かけはし2月号の主張
日中友好を進める原動力は「草の根」の人々
平成9年9月1日から1か月間、日中国交正常化25周年を迎えたのを機会に、日中友好協会会長・孫平化先生の「私の履歴書」が日本経済新聞に連載されていた。その中で、孫先生のメッセージが目に止まった。孫先生は「日本の政治家はとにかく仲良くしましょう」というが、その先が中々見えてこない。日中双方が互いに心の底から信頼し合える関係を構築していくには「様々なレベルの人と人との交流が大切である」と述べている。
ちょうど、この連載が始まる直前に、名古屋大学生協国際化プロジェクトとして、本学の学生と中国の南京大学、北京第二外国語学院(姉妹提携校)の学生との間で夏休みの期間を利用して、相互に訪問し語学研修や交流をしながら親交を深める短期留学の交流が行われていた。

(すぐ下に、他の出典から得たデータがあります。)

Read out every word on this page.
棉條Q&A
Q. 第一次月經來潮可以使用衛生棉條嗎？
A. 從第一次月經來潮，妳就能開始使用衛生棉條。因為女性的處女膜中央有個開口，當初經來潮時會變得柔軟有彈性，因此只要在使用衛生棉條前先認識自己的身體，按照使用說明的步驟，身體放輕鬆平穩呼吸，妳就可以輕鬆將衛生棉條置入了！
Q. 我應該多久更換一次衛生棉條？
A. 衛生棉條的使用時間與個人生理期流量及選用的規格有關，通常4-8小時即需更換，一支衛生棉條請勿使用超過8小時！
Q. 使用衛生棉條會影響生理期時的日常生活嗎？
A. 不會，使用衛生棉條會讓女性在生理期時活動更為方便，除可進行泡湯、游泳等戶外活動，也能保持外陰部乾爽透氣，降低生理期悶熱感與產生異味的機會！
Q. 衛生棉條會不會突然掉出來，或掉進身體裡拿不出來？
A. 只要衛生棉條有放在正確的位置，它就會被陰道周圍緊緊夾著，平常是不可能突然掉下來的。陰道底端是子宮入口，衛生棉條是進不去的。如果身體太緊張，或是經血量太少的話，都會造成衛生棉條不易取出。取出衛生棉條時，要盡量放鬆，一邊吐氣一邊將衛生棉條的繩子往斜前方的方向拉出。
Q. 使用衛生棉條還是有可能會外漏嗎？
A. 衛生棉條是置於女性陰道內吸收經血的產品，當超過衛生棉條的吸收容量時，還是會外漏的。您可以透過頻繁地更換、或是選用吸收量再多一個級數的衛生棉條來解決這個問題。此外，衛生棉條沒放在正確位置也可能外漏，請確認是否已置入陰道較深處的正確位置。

この日中双方の学生の相互交流を見て、孫先生が最後の力を振り絞って病床で執筆されたメッセージがタイミング良く両国の若い人たちへ通じたかのように思われてならなかった。このような国際交流の経験は、大学生協レベルでは初めての試みであり極めて有意義なことではないだろうか。そして、さっそく南京大学からは名古屋大学の学生と交流を深め日本の社会、文化、歴史を理解することができ、中国の学生に美しく深い印象を残しましたという礼状が生協理事長宛に届けられた。
昨年11月下旬に来日された江沢民・中国主席の公式発言の中に日中親善を進める原動力は政府ではなく「草の根の人々」であると発言されている。
この「草の根」に一役買っているのが、中国の大学(南京大学・北京第二外国語学院)と名古屋大学生協理事会との交流による、両国の学生の短期留学や調理師交換研修である。今年3月、名古屋大学生協教職員委員会では中国の大学の教職員と交流を深めるとともに、多くの教職員が安価でかつ容易に中国に渡航することが可能になる企画を準備するため、99年度の方針合宿を中国の北京でおこなうことになった。これを契機に、さらに「草の根」の輪を広げていきたい。